On Thursday, February 29, the Green Report WEEE Management Conference took place at the Galateca Gallery in Bucharest. How do we create clarity in the system and achieve collection targets?

The current situation of WEEE management in Romania was analyzed from the perspective of authorities, WEEE management organizations, processors, as well as producers.

The debate brought to light the latest changes in Government Ordinance 5 regarding WEEE management. These refer to clarifying the responsibility of producers, complying with collection and recovery targets, as well as establishing collection targets for each category of WEEE. Additionally, there was a discussion about the need to introduce an article about setting up the Clearing House system in Government Ordinance 5.

“The responsibility of producers is clarified – the producer is responsible for the equipment introduced into the Romanian market throughout its entire lifecycle, including when it becomes waste… Moreover, we must ensure that not only collection targets are met but also recycling and recovery targets…” stated Sabina Irimescu, responsible for WEEE at the General Waste Directorate in the Ministry of Environment.

Regarding the targets for each category, Mrs. Irimescu emphasized that the Ministry of Environment’s proposal was 50% for each category, with the exception of photovoltaic panels. This decision is currently in Parliament, in the approval committee.

However, this proposal to set targets for each category separately is one of the most problematic for processors and WEEE management organizations.

“For certain categories of WEEE, it will be almost impossible to reach this target, and one of the reasons we got here is the decrease in penalties. We will end up with hazardous WEEE in landfills because it is easier to pay penalties than to meet the target. The cost of managing WEEE has become three times higher than the penalty.”
said Simona Vaida, Government Affairs Manager at Recolamp.
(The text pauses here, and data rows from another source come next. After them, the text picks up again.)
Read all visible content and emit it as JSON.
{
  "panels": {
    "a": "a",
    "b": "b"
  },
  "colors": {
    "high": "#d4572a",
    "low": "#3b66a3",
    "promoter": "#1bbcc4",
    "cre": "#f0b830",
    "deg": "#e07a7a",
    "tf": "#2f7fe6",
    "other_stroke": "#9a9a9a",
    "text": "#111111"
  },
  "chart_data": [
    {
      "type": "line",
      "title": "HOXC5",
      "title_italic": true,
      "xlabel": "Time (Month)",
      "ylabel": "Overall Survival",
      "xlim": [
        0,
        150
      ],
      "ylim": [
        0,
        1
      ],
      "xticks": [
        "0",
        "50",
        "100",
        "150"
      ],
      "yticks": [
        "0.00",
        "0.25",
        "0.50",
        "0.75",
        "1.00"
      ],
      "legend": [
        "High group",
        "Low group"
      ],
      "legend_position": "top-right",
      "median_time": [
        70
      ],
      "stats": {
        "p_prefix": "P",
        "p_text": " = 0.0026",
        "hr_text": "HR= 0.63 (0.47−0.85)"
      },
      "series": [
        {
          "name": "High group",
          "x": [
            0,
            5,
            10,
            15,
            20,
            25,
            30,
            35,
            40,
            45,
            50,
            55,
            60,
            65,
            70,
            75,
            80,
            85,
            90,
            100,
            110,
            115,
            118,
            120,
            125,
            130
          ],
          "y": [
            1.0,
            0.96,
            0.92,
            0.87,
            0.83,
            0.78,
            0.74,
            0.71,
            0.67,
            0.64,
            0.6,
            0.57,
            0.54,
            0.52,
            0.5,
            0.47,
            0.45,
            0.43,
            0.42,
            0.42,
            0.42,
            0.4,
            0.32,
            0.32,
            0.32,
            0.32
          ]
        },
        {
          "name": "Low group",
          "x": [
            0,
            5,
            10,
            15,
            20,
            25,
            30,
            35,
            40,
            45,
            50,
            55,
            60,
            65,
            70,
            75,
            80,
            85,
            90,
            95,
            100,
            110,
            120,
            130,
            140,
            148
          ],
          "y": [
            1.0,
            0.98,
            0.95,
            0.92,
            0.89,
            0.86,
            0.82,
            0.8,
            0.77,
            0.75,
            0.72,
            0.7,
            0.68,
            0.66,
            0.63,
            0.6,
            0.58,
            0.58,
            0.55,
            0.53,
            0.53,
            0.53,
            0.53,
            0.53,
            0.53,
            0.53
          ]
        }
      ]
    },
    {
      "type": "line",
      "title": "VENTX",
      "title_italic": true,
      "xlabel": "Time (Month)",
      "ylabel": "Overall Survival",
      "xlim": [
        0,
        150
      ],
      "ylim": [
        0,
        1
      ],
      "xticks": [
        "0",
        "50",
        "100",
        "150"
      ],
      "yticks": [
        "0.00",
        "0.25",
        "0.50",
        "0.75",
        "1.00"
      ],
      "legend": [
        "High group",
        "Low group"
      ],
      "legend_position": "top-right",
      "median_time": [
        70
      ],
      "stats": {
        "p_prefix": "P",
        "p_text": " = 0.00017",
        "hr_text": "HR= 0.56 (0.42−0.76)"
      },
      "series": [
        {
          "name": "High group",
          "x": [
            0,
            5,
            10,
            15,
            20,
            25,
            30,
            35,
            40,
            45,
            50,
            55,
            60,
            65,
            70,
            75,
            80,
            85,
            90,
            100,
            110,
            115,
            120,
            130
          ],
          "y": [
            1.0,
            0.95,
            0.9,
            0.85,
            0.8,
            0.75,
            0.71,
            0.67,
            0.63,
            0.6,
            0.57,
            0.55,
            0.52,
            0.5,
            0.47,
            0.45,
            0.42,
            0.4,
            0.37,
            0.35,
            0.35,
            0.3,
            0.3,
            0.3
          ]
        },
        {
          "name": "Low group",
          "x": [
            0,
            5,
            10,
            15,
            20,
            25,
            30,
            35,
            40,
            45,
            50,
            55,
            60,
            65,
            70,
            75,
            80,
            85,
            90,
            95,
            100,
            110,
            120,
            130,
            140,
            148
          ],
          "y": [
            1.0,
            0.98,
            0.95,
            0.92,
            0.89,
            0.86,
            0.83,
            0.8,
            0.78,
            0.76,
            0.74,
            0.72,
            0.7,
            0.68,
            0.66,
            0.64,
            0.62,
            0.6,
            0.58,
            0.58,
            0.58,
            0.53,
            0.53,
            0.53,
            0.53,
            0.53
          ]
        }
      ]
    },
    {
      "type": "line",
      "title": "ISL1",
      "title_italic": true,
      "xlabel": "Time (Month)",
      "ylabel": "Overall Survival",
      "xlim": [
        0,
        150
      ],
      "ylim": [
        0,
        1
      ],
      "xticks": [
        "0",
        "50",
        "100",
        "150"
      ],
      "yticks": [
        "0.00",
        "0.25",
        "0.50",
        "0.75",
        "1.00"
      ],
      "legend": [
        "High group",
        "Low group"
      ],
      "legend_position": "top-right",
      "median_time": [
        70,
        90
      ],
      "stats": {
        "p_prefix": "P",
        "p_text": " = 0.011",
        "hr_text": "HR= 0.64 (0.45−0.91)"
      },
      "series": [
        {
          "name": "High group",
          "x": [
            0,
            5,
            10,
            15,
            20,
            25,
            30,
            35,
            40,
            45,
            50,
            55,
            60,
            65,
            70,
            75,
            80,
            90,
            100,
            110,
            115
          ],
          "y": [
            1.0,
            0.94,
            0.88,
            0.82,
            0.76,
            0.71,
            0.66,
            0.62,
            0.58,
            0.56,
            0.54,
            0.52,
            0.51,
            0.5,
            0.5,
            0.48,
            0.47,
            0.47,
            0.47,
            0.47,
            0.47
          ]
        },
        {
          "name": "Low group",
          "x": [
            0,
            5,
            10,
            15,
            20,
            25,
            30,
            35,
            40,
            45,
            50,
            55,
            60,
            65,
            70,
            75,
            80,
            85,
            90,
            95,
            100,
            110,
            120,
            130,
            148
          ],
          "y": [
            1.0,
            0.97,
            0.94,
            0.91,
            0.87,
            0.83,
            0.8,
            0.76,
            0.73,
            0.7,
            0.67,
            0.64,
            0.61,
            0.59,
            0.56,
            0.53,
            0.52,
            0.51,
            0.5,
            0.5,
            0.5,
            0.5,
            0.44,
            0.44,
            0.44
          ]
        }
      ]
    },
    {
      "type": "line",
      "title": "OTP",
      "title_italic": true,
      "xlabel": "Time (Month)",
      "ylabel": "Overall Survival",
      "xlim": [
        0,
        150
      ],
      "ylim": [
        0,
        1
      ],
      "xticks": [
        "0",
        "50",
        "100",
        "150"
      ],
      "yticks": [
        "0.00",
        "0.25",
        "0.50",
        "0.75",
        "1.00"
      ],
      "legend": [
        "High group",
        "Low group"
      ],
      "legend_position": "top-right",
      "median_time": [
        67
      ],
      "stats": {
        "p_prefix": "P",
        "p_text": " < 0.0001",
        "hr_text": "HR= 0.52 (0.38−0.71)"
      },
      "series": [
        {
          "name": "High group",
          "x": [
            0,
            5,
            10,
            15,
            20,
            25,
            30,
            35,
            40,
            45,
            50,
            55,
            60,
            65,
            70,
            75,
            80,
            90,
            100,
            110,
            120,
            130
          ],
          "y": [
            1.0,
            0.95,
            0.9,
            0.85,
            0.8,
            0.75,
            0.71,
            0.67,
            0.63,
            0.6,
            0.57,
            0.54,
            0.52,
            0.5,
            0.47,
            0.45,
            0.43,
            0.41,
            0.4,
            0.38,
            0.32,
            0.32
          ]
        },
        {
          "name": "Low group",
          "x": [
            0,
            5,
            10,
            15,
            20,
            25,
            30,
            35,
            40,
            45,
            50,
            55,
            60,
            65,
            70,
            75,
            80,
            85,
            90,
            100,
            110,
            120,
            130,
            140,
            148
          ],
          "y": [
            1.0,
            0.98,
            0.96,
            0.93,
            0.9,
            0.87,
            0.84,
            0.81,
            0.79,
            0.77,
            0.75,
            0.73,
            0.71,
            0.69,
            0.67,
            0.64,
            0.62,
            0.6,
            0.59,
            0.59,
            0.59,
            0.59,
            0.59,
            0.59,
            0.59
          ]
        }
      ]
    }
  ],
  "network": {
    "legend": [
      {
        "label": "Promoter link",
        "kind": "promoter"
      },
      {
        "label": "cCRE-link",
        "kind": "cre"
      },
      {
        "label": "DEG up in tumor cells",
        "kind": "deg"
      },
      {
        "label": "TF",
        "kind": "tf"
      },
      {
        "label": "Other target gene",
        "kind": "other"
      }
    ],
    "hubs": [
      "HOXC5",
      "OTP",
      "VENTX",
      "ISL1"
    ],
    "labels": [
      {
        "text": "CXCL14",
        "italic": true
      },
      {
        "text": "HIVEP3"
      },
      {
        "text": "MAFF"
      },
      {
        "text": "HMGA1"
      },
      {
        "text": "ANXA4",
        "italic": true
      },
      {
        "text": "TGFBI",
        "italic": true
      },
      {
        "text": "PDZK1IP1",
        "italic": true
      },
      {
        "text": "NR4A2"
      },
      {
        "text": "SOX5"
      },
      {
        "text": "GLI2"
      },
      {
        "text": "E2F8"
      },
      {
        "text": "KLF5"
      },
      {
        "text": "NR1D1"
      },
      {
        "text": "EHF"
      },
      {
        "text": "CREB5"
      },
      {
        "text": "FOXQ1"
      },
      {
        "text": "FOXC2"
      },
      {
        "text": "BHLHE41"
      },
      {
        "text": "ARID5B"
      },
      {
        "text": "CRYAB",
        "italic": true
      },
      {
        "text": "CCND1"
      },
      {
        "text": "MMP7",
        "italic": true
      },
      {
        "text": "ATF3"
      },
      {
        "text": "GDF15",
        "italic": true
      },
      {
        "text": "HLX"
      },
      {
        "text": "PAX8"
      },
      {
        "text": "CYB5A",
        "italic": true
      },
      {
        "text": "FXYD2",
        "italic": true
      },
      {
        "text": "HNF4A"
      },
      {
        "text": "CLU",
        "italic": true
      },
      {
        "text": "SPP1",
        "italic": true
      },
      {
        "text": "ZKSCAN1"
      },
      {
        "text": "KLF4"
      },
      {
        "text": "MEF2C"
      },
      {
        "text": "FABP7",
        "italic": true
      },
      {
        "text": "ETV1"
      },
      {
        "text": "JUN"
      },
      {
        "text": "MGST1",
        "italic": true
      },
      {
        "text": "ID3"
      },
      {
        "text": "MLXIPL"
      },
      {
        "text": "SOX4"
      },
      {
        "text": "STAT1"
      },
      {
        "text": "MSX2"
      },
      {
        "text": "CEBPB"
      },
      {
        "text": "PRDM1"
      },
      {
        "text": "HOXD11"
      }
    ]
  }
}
In addition, Alexandra Ghenea, Executive Director of the PRO WEEE Coalition, stated that another problem is that “we do not have an overview of the market situation – it would be useful to have data from AFM (Romanian Environmental Fund Administration) on each category, respectively, how much has been collected.”

“There are many types of waste that people do not associate with the category of electrical equipment, such as electronic cigarettes, electric toothbrushes, USBs, or battery-operated toys. More intensive awareness efforts need to be made in this area to convince people that these types of equipment are not plastic but are still electrical equipment and need to be collected separately,”said Roxana Puia, Environ.

On the other hand, the good news from AFM is that next week, a financing program for recycling plants will be launched, with a budget between EUR 500,000 and EUR 8.4 million, with a total funding line value of EUR 220 million, according to Adrian Corbu, vice president of AFM, who was present at the conference yesterday.
Furthermore, AFM representatives confirmed at yesterday’s conference that they will provide, upon request, data on registrations for collections for each category of WEEE.